Corporate accountability has been a key focus for UK legislators and regulators since the credit crisis, as authorities have taken action against corporate failings. In our view, this focus is evolving to emphasise individual accountability. Developments enacted by the Small Business, Enterprise and Employment Act (SBEE) and forthcoming changes to the Senior Managers and Certification Regime (SMCR) both seek to hold individuals to account, increasing the level of personal risk for PE executives.

New Dynamics to Encourage and Incentivise Claims Against Directors of Insolvent Companies

Changes enacted by the SBEE are expected to increase the likelihood of claims against PE executives sitting on portfolio company boards. While government has not sought to change the law on directors’ duties, it has responded to criticism for not formally holding more directors to account, by lowering barriers to individual enforcement action. Liquidators and administrators can now sell claims against directors to any person, including claims for fraudulent and wrongful trading, transactions at an undervalue, and preferences.

Historically, successful challenges against the actions of insolvent UK company directors have been relatively low, partly due to limited resources to fund claims. The new law heightens the probability of challenges — whether by disgruntled unsecured creditors (potentially financed by third-party litigation funders) or by third-party claims companies (using expertise to make a return).

UK Financial Regulator Targets Senior Individuals

The Financial Conduct Authority (FCA) has adopted a new enforcement strategy that will involve pursuing more senior individuals at regulated firms and opening more cases (without overly considering case strength or the likelihood of eventual success). This new approach coincides with the extension of the SMCR to cover all FCA-regulated companies, including PE firms and financial sector portfolio companies.

The SMCR requires senior managers, including active partners or directors of PE firms, to agree to personal statements of responsibility and to accept a defined duty of responsibility, that enables the FCA to more easily take action against individuals for perceived regulatory failings.
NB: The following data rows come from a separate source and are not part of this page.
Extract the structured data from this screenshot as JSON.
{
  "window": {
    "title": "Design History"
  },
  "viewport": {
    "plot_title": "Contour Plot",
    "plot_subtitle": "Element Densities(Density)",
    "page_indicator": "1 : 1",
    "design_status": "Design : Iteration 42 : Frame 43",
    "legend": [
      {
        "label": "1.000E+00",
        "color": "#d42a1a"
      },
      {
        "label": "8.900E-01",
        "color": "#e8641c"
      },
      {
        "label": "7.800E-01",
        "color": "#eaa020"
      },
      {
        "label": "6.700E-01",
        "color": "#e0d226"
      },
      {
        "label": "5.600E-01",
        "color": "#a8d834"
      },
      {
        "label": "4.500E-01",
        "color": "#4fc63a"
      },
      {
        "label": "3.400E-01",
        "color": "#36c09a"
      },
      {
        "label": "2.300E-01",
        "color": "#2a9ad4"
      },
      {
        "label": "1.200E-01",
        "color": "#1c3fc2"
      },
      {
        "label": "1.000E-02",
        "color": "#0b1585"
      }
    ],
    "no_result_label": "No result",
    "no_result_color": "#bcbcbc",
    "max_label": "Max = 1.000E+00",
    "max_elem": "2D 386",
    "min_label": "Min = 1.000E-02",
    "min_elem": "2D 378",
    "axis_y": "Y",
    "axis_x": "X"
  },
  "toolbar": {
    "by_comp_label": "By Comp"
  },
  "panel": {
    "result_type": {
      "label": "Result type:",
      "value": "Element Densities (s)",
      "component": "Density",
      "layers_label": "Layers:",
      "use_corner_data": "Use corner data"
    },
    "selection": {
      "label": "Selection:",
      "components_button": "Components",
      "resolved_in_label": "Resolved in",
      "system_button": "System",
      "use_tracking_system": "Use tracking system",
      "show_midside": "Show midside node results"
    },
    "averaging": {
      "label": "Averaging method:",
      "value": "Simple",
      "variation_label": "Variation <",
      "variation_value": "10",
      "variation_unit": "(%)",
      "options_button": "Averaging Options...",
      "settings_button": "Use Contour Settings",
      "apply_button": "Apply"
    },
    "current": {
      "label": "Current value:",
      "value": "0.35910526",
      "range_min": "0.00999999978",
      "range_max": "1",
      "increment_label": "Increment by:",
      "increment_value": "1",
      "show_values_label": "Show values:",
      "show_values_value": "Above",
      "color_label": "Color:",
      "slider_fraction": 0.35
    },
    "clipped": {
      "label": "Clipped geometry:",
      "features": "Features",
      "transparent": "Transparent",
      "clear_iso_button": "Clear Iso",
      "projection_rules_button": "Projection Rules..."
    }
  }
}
PE executives that sit on an FCA-regulated portfolio company board will also be classified as senior managers. SMCR cases can lead to unlimited fines, financial services employment bans, and reputational damage. Amid a growing number of financial services deals in the market, PE executives must be mindful of the changes to be implemented by SMCR.

What Should Individuals Do to Protect Themselves?

While PE houses typically possess the right to appoint and remove directors throughout a buyout structure, they should consider both the merits and risks of making such appointments. Furthermore, any person may be deemed to be a company’s shadow director, enabling claims to be brought against individuals who, whilst not actually formally appointed as a director, assert a level of influence over the board. Therefore, all executives should recognise that they are subject to a greater risk of claims, even if the claim is brought vexatiously in order to achieve a settlement for professional claims companies.

Executives subject to the SMCR must monitor the FCA’s guidance and ensure they understand the duties and responsibilities of their role at a company, whether at the buyout firm management entity or portfolio company.

In our view, this developing trend toward individual accountability means that senior PE staff should continue to consider personal risks arising from their roles. Insurance is unlikely to fully address the risks associated with SMCR and SBEE. PE firms and portfolio companies should check policy details and consider coverage gaps and caps. Our guidance to PE executives is simple: seek professional advice early and document actions to aid defences to potential future challenges.